The court went further: Suffolk and HRSD can do anything to Johnson’s oyster grounds except steal or destroy the oysters.

“It’s as if HRSD and Suffolk took raw sewage and put it in the oyster. It is the same effect. That is why the oystermen filed the complaint,” Waldo said. 

Attorney David Arnold represents the City of Suffolk.

“The City is pleased that the courts agreed with its position and affirmed longstanding legal precedent, based not on any ‘right to pollute,’ but instead on a careful analysis of the property rights involved,” Arnold said. 

That means Suffolk and HRSD owe oystermen nothing, and they should expect nothing. 

Johnson disagrees.

“The Code of Virginia says all these leases confer all the rights of private property,” Johnson said. 

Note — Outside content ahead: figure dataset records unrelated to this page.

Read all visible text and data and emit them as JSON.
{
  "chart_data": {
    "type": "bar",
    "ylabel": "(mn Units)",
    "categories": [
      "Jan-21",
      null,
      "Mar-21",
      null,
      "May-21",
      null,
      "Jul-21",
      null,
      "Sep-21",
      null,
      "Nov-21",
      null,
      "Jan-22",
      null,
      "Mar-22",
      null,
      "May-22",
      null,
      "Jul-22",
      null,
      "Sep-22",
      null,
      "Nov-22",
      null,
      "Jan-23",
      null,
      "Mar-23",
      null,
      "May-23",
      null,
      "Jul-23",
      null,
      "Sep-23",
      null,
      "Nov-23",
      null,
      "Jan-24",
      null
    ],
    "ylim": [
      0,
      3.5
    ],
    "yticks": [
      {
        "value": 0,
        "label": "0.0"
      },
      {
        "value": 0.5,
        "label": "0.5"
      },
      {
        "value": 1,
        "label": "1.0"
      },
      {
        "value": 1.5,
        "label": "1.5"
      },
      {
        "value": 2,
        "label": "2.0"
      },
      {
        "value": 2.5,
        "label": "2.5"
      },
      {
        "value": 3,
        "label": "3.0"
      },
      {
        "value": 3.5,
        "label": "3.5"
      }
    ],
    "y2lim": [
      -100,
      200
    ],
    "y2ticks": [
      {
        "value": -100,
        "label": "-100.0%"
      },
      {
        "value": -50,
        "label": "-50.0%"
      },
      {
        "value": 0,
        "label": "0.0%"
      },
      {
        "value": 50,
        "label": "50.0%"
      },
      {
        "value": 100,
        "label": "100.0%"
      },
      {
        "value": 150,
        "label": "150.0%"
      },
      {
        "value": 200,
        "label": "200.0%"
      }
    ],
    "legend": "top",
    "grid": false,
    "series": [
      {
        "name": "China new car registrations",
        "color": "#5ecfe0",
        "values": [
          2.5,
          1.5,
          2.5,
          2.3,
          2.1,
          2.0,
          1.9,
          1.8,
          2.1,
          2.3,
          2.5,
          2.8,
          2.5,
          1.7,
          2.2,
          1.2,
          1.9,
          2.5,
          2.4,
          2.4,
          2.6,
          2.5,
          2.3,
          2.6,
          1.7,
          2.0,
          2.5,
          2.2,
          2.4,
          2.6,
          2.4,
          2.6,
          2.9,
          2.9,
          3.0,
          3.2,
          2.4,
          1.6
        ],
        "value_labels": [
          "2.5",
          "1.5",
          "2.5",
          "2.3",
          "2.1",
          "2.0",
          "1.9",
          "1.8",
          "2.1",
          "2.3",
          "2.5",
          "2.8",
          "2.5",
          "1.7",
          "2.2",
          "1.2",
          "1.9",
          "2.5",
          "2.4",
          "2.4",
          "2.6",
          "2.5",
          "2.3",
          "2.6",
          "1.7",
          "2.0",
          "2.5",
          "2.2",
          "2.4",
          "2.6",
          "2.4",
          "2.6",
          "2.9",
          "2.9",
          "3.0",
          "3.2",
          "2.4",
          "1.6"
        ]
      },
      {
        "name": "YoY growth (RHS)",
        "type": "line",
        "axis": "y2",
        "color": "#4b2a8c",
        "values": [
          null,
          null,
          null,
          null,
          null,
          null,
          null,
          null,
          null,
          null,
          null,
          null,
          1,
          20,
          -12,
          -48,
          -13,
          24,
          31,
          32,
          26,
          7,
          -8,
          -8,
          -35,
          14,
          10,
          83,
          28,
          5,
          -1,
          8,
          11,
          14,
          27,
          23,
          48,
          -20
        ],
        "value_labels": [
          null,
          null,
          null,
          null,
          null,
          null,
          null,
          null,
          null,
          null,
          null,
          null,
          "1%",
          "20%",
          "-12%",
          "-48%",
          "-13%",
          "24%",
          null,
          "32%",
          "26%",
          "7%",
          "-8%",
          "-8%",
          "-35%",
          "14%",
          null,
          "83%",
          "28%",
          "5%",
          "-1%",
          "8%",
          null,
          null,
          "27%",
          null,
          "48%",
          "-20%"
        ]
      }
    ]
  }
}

“This is the Supreme Court logic, which we claim is wrong, and that is wrong because the oystermen’s oysters are defined as property under Virginia law,” Waldo added.

HRSD’s attorney, Chris Pomeroy, emailed us.

“While our client appreciates the Supreme Court’s ruling in its favor, I know that HRSD’s dedicated team will keep working tirelessly for clean water throughout Hampton Roads,” Pomeroy said. 

Johnson has no faith that will happen.

“I haven’t seen it in 40 years, and I don’t have another 40 years left, so I don’t expect to see it.” 

Waldo puts it this way: “History tells us even the Supreme Court doesn’t always get it right. This is one of those cases that history is going to say ‘The Supreme Court didn’t get it right.’” 

Waldo believes the only way to make what he thinks is wrong, right, is to do it through legislation in the General Assembly.